Most of my leg was spent being passed/ re-passing an experienced trail runner, doing the entire race solo. He would tend to fly past on the downhills and I'd re-pass on the uphills. I tried to follow the line he picked, and also which surface - sometimes the grass edge, or mud or gravel, etc. Some of the rockier sections - 10 cm loose rocks, he was able to effortlessly skip across while I would walk in the fear of turning my ankle.
One solo lady runner was passing/ repassing me later on in a similar manner. I passed her at the halfway drink stop. When she re-passed I thought she'd disappear into the distance. When I came over a brow however, she was stretching her hamstring. After this, I was swapping places with both of these 2 until the finish of the leg, which was only halfway for them.
The view of the Rockies never gets old...
My 12k leg was, according to my new watch, 12.7 including the wrong turn. I finished up in 1 hour 6 minutes.

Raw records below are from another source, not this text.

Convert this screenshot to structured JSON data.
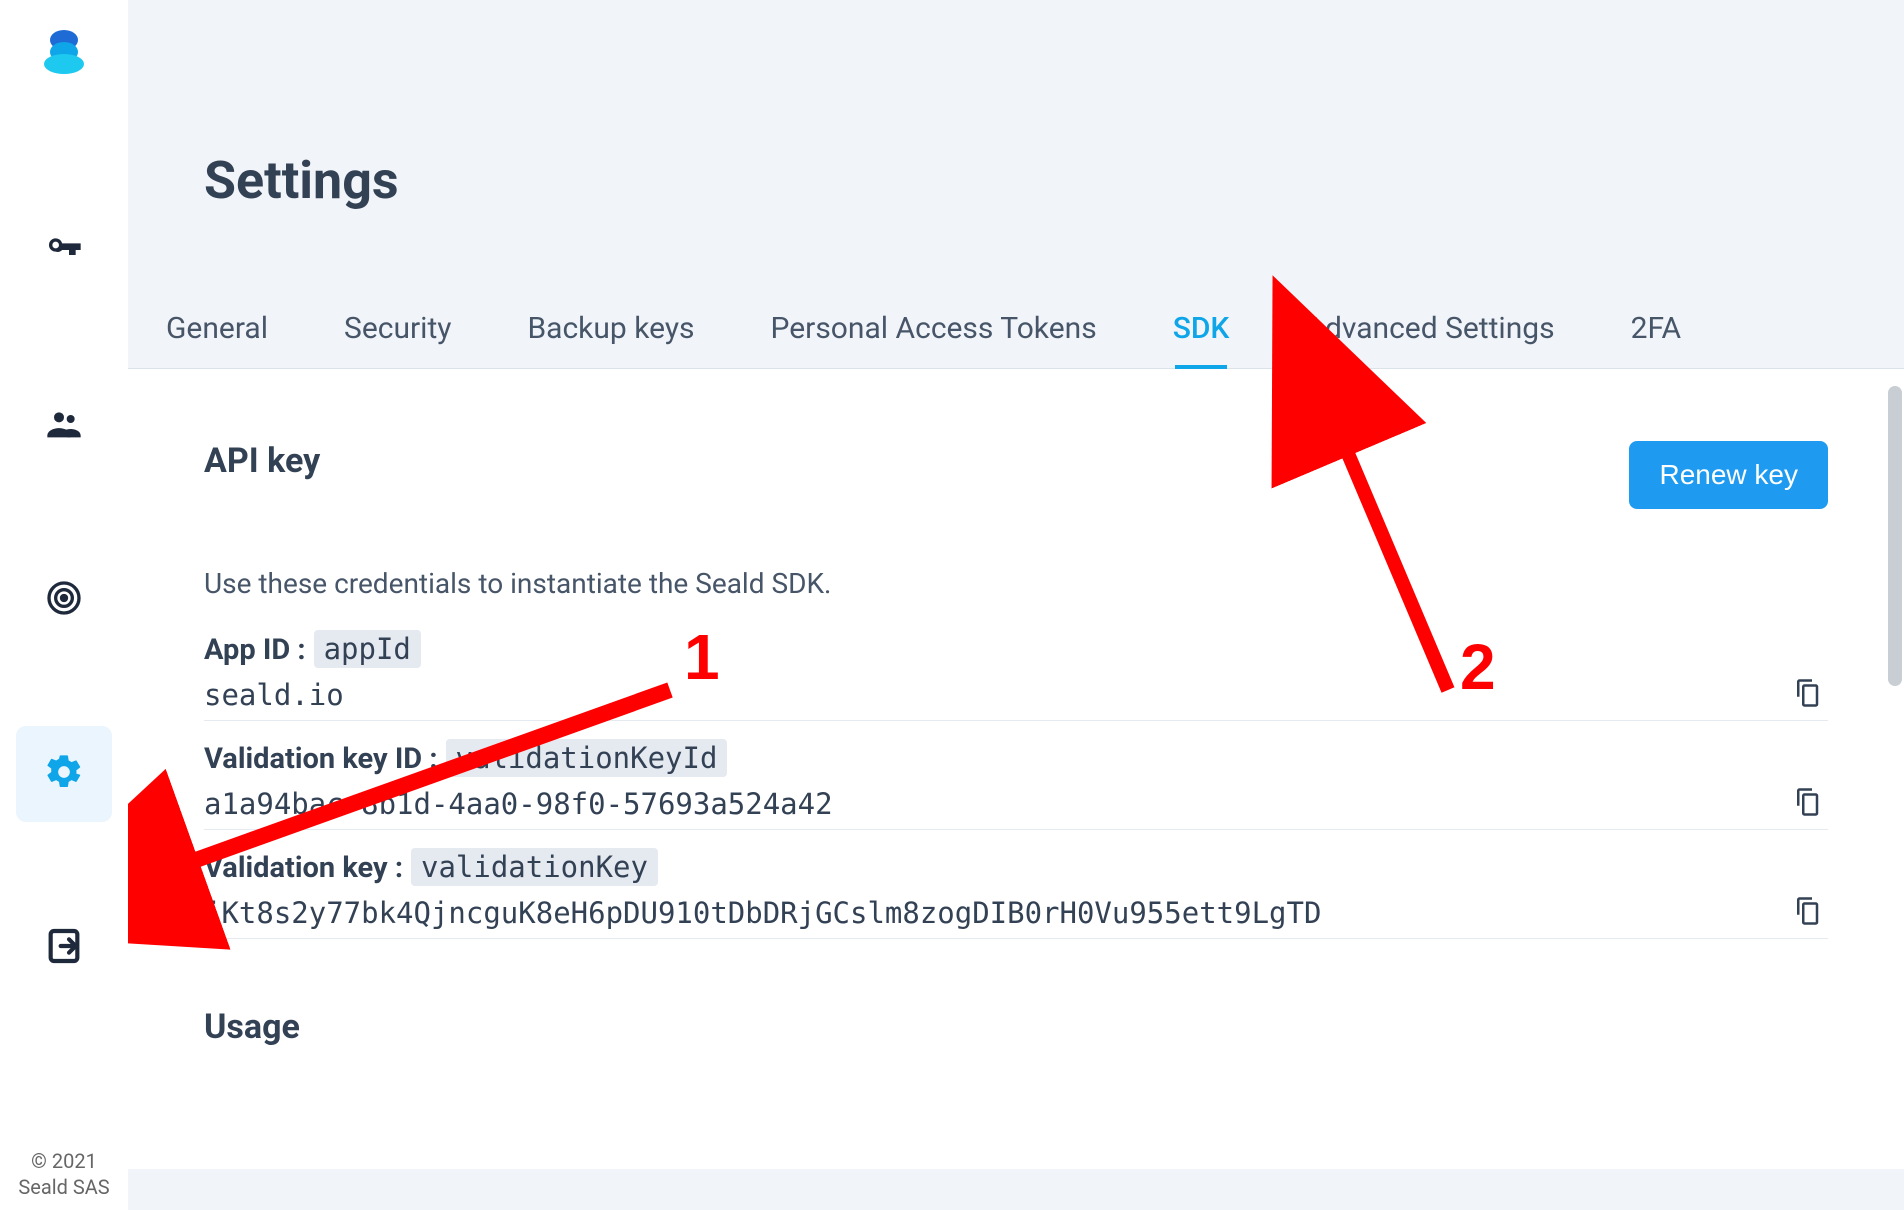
{
  "page": {
    "title": "Settings"
  },
  "sidebar": {
    "nav": [
      {
        "name": "sidebar-item-keys",
        "icon": "key-icon"
      },
      {
        "name": "sidebar-item-users",
        "icon": "people-icon"
      },
      {
        "name": "sidebar-item-target",
        "icon": "target-icon"
      },
      {
        "name": "sidebar-item-settings",
        "icon": "gear-icon",
        "active": true
      },
      {
        "name": "sidebar-item-logout",
        "icon": "logout-icon"
      }
    ],
    "footer_line1": "© 2021",
    "footer_line2": "Seald SAS"
  },
  "tabs": [
    {
      "label": "General"
    },
    {
      "label": "Security"
    },
    {
      "label": "Backup keys"
    },
    {
      "label": "Personal Access Tokens"
    },
    {
      "label": "SDK",
      "active": true
    },
    {
      "label": "Advanced Settings"
    },
    {
      "label": "2FA"
    }
  ],
  "apikey": {
    "section_title": "API key",
    "renew_button": "Renew key",
    "intro": "Use these credentials to instantiate the Seald SDK.",
    "items": [
      {
        "label": "App ID :",
        "code": "appId",
        "value": "seald.io"
      },
      {
        "label": "Validation key ID :",
        "code": "validationKeyId",
        "value": "a1a94bac-8b1d-4aa0-98f0-57693a524a42"
      },
      {
        "label": "Validation key :",
        "code": "validationKey",
        "value": "jKt8s2y77bk4QjncguK8eH6pDU910tDbDRjGCslm8zogDIB0rH0Vu955ett9LgTD"
      }
    ]
  },
  "usage": {
    "title": "Usage"
  },
  "annotations": {
    "num1": "1",
    "num2": "2"
  }
}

I had the chip ready to hand over, and Rich arrived from a bio-break a few seconds later. Apparently, I appeared at the top of the hill just seconds before he went.
Rich overtook Scott right at the end of his leg. This was about 38 km into it for Scott by this point, and must be the first time I've seen him looking fatigued.
Nicole headed out for leg #4. My camera work was all over the place (holding headcam in hand), so no action shots I could really use. She's in orange above. Ashley is below, next to guy in black.
I had the camera pointing up at the end, so missed Ashley bringing it home for the team. Quite pleased after the finish though. We finished 12th in the team event, with a time of 4 hours 31 minutes.
Scott managed 5th place in the solo event, picking up a couple of places in the last 10k from good pacing.
A week later, my hip flexors are somewhat paying for the downhills, though I wouldn't have traded this for mere rest. What new thing's next? A sub-3:20 marathon (road!) on December 2..
The headcam movie is here. I am seriously contemplating upgrading to a gopro, I would like California International Marathon to not look like I'm disappearing down the San Andreas fault.